Заскрежетал с надрывом стартер, провернул несколько раз и застыл. Снова провернул, снова застыл.
- Аккумулятор что ли сел? - пожал я плечами.
- Какой аккумулятор? - донёсся с заднего сиденья раздражённый голос жабоида. - Это магия. Ей аккумуляторы не нужны.
- А чего тогда не заводится?
- Я же говорил, не остыл ещё. Не отвык от прежнего хозяина. Выпендривается. Время ему нужно, чтобы перестроиться.
Вот ведь - магия, а тоже характер имеет. Я провёл ладонью по панели - мягко, почти по-родственному - и кожей почувствовал, как теплотой отзывается пластик. Живой он, несомненно, живой, и относиться к нему надо как к живому...

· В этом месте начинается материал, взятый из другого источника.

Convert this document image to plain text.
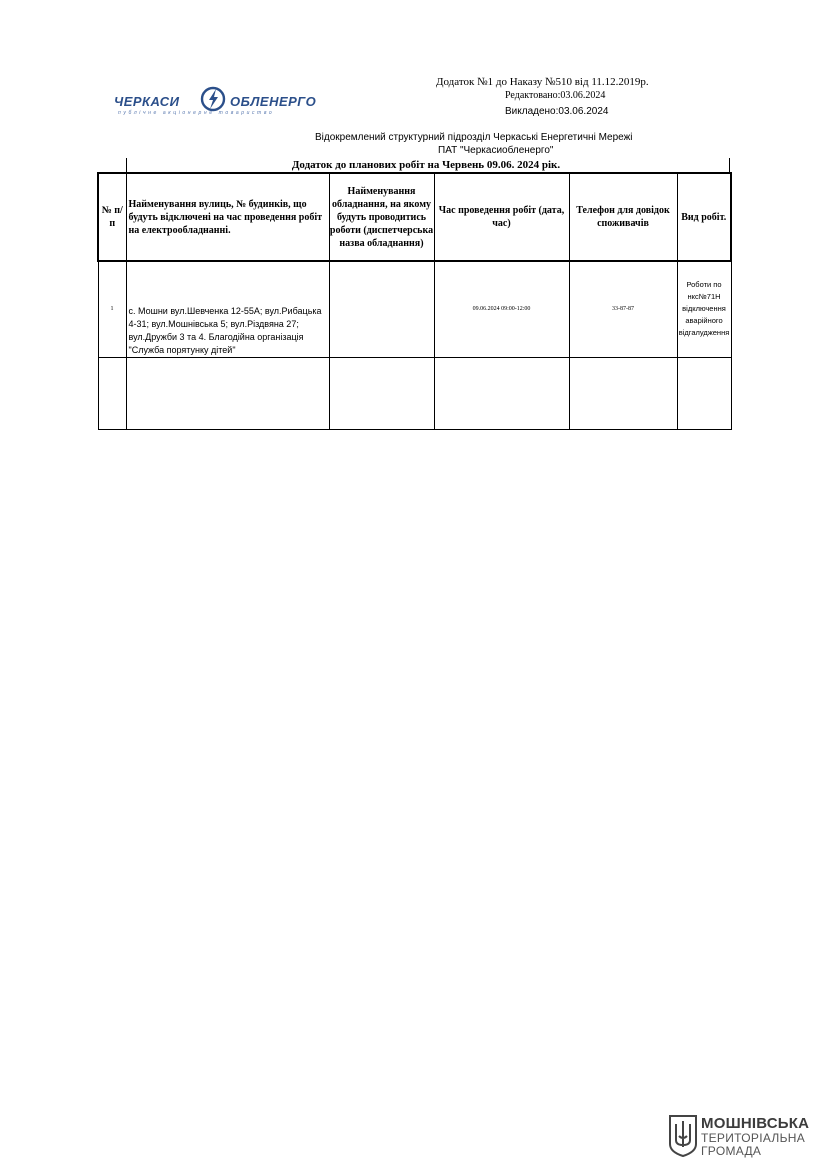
ЧЕРКАСИ	ОБЛЕНЕРГО
публічне акціонерне товариство
Додаток №1 до Наказу №510 від 11.12.2019р.
Редактовано:03.06.2024
Викладено:03.06.2024
Відокремлений структурний підрозділ Черкаські Енергетичні Мережі
ПАТ "Черкасиобленерго"
Додаток до планових робіт на Червень 09.06. 2024 рік.
№ п/п	Найменування вулиць, № будинків, що будуть відключені на час проведення робіт на електрообладнанні.	Найменування обладнання, на якому будуть проводитись роботи (диспетчерська назва обладнання)	Час проведення робіт (дата, час)	Телефон для довідок споживачів	Вид робіт.
1	с. Мошни вул.Шевченка 12-55А; вул.Рибацька 4-31; вул.Мошнівська 5; вул.Різдвяна 27; вул.Дружби 3 та 4. Благодійна організація "Служба порятунку дітей"		09.06.2024 09:00-12:00	33-87-87	Роботи по нкс№71Н відключення аварійного відгалудження

МОШНІВСЬКА
ТЕРИТОРІАЛЬНА
ГРОМАДА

- Ну, Горбуночек, родной, заводись.
Москвич заскрежетал, выстрелил из выхлопной трубы бензиновым сгустком и заворчал ласково и стабильно. Шевельнулись приветливо дворники, загорелись огоньки на приборном щитке. Я положил руки на руль, и Горбунок плавно стронулся с места.

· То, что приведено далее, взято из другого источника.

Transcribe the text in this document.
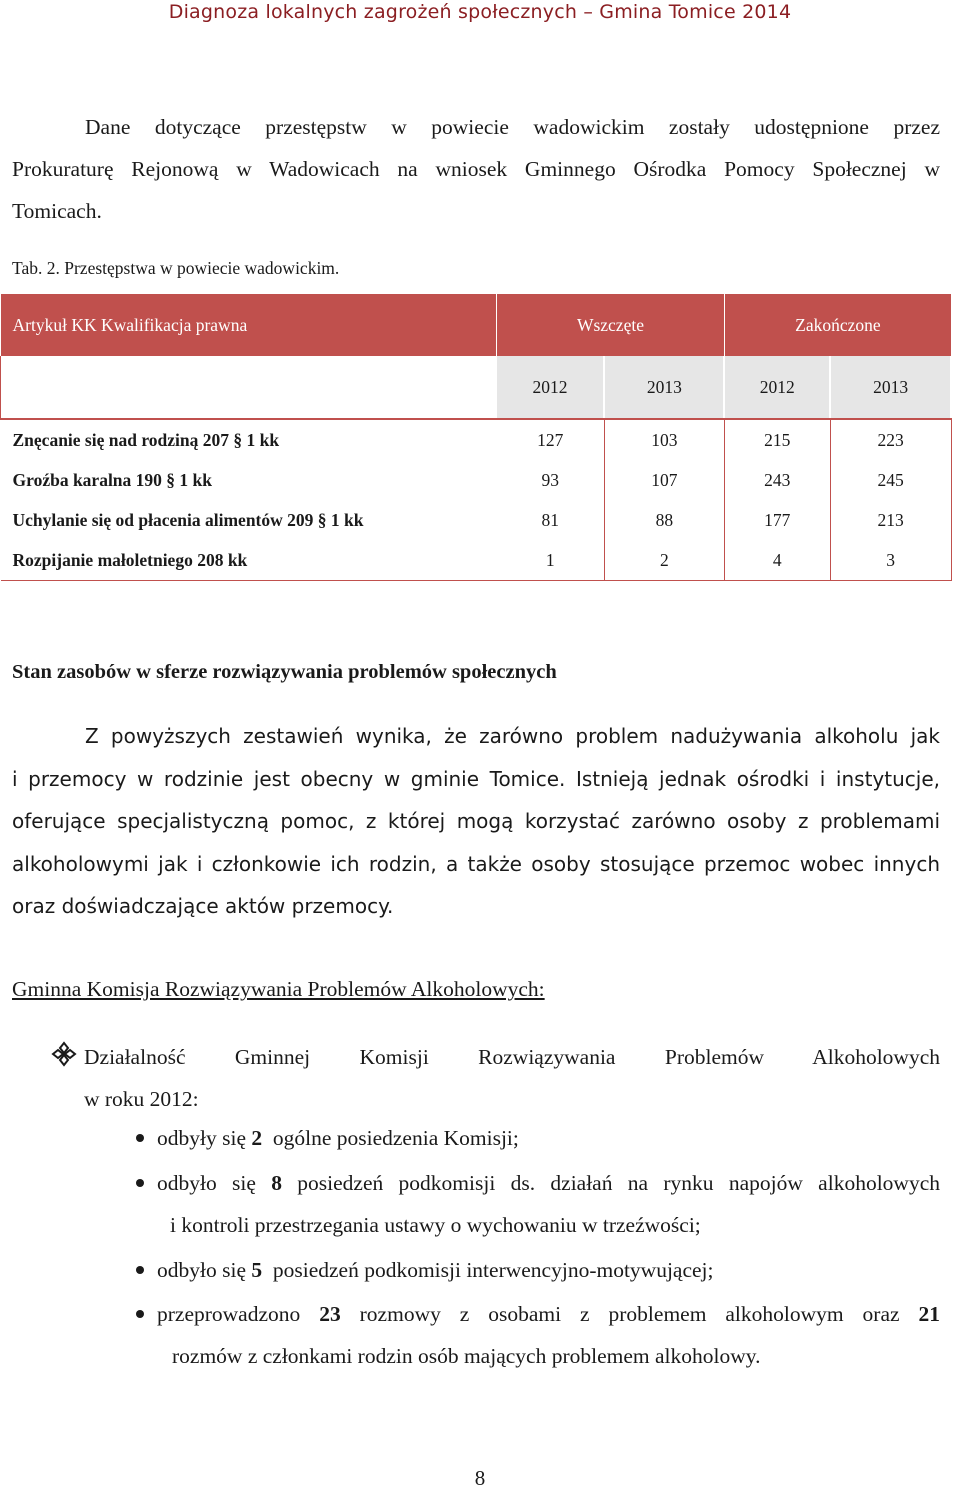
Diagnoza lokalnych zagrożeń społecznych – Gmina Tomice 2014
Dane dotyczące przestępstw w powiecie wadowickim zostały udostępnione przez
Prokuraturę Rejonową w Wadowicach na wniosek Gminnego Ośrodka Pomocy Społecznej w
Tomicach.
Tab. 2. Przestępstwa w powiecie wadowickim.
Artykuł KK Kwalifikacja prawna	Wszczęte		Zakończone	
	2012	2013	2012	2013
Znęcanie się nad rodziną 207 § 1 kk	127	103	215	223
Groźba karalna 190 § 1 kk	93	107	243	245
Uchylanie się od płacenia alimentów 209 § 1 kk	81	88	177	213
Rozpijanie małoletniego 208 kk	1	2	4	3
Stan zasobów w sferze rozwiązywania problemów społecznych
Z powyższych zestawień wynika, że zarówno problem nadużywania alkoholu jak
i przemocy w rodzinie jest obecny w gminie Tomice. Istnieją jednak ośrodki i instytucje,
oferujące specjalistyczną pomoc, z której mogą korzystać zarówno osoby z problemami
alkoholowymi jak i członkowie ich rodzin, a także osoby stosujące przemoc wobec innych
oraz doświadczające aktów przemocy.
Gminna Komisja Rozwiązywania Problemów Alkoholowych:
Działalność Gminnej Komisji Rozwiązywania Problemów Alkoholowych
w roku 2012:
odbyły się 2  ogólne posiedzenia Komisji;
odbyło się 8 posiedzeń podkomisji ds. działań na rynku napojów alkoholowych
i kontroli przestrzegania ustawy o wychowaniu w trzeźwości;
odbyło się 5  posiedzeń podkomisji interwencyjno-motywującej;
przeprowadzono 23 rozmowy z osobami z problemem alkoholowym oraz 21
rozmów z członkami rodzin osób mających problemem alkoholowy.
8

Ехали мы не быстро, осторожно огибая наледи и плавно переваливаясь на кочках. Я прислонился головой к стеклу, задремал. Мне приснилась Василиса. Лето, речка, мы сидим на песчаном бережку. Стрекочут кузнечики, в камышах шебаршатся лягушки. Вода тихо струится у наших ног. Тепло. Горячий песок обжигает ступни, я вскрикиваю, Василиса смеётся, я тоже начинаю смеяться, черпаю пригоршню воды, плещу на неё, она плещет в ответ... А ветер качает головки камыша, и по небу плывут белые пёрышки.